In a recent European study, Marchioli and colleagues (2005) attempted to further define the prognosis of patients with this disease.2 They prospectively followed up 1638 patients to describe the clinical history of polycythemia vera. The primary limitation of this study was the mean follow-up period of 2.7 years. The overall mortality rate was 3.7 deaths per 100 persons per year, which was primarily caused by a moderate rate of cardiovascular death (1.7 deaths per 100 persons per year) and a high rate of death from noncardiovascular causes, mainly hematologic transformations (1.8 deaths per 100 persons per year). Cardiovascular mortality accounted for 45% of all deaths. Hematologic transformation (13% of all deaths) and solid tumors (19.5%) were also notable causes of mortality.

As seen in previous studies, age older than 65 years and history of thrombosis were significantly associated with the mortality risk. The cumulative rate of cardiovascular events was 5.5 events per 100 persons per year. Rates of combined malignancy, hematologic transformation, and malignancies not related to polycythemia vera were 3.0, 1.3, and 1.7 events per 100 persons per year.

Race

The disease appears to be most common among Jews of European extraction than among most non-Jewish populations. Some familial forms of polycythemia vera exist, but their mode of inheritance is unclear.

Sex

Polycythemia vera affects more men than women. The male-to-female ratio is 1.2-2.2:1.

Age

The onset of disease is typically in the sixth decade, and the prevalence peaks at 60-80 years of age.

Clinical

History

Polycythemia vera frequently comes to the attention of clinicians because routine laboratory testing demonstrates an elevated hematocrit. Some patients will have been asymptomatic, whereas others will have had various nonspecific symptoms that are now recognized in the context of polycythemia vera. About 30% of patients have headaches, weakness, dizziness, and sweating (in order of decreasing frequency). Many of these symptoms can be attributed to an excessive hematocrit.

Patients may alternatively present with a complication of polycythemia vera. Approximately 33% present with thrombosis or hemorrhage; 75% of these patients have arterial thrombosis, and 25%, venous thrombosis. Sequelae of thrombosis due to polycythemia vera include cerebrovascular accidents, myocardial infarction, deep venous thrombosis, and pulmonary embolism (in that order).
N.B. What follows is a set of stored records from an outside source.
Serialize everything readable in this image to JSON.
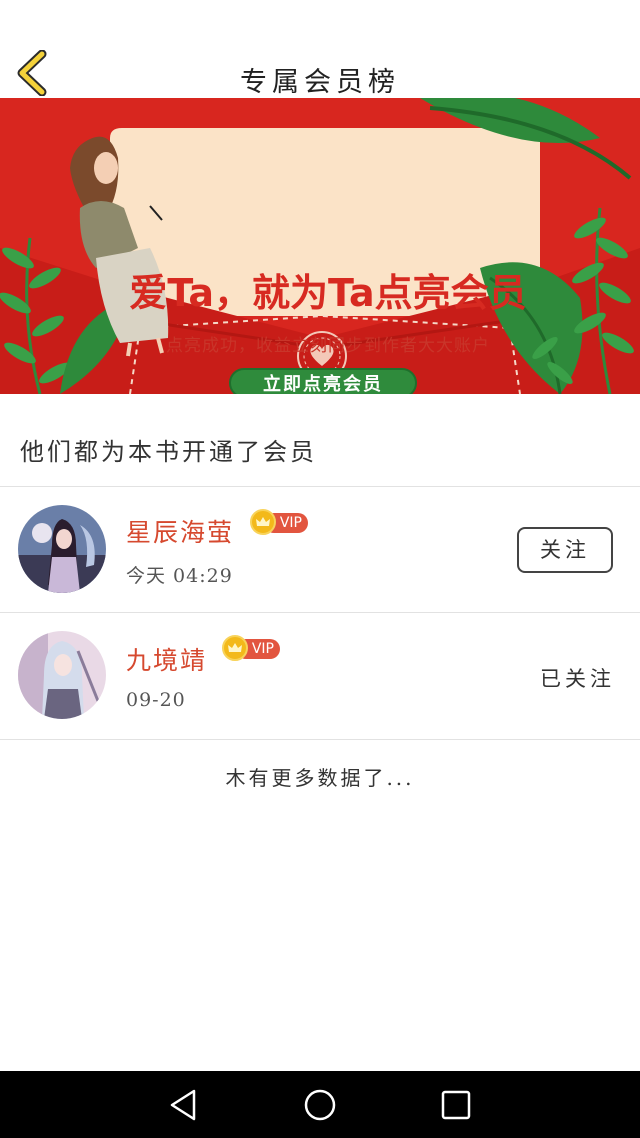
{
  "header": {
    "title": "专属会员榜"
  },
  "banner": {
    "title": "爱Ta，就为Ta点亮会员",
    "subtitle": "点亮成功，收益立刻同步到作者大大账户",
    "cta": "立即点亮会员",
    "colors": {
      "red": "#d8261f",
      "cream": "#fbe3c7",
      "green": "#2f8b3c"
    }
  },
  "list": {
    "heading": "他们都为本书开通了会员",
    "members": [
      {
        "name": "星辰海萤",
        "badge": "VIP",
        "time": "今天 04:29",
        "action": "关注"
      },
      {
        "name": "九境靖",
        "badge": "VIP",
        "time": "09-20",
        "action": "已关注"
      }
    ],
    "footer": "木有更多数据了..."
  },
  "system_nav": {
    "icons": [
      "back-triangle-icon",
      "home-circle-icon",
      "recents-square-icon"
    ]
  }
}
A less frequent but more specific finding for polycythemia vera that those described above is Budd-Chiari syndrome (thrombosis of the hepatic vein). A patient who presents with Budd-Chiari syndrome should alert the physician to consider polycythemia vera, as it is the most common underlying disease. Approximately 2-10% of patients with polycythemia vera have Budd-Chiari syndrome. Many patients do not have an elevated hematocrit at the time of presentation, but they may have other laboratory abnormalities indicative of polycythemia vera. If patients survive, they eventually develop a myeloproliferative phenotype.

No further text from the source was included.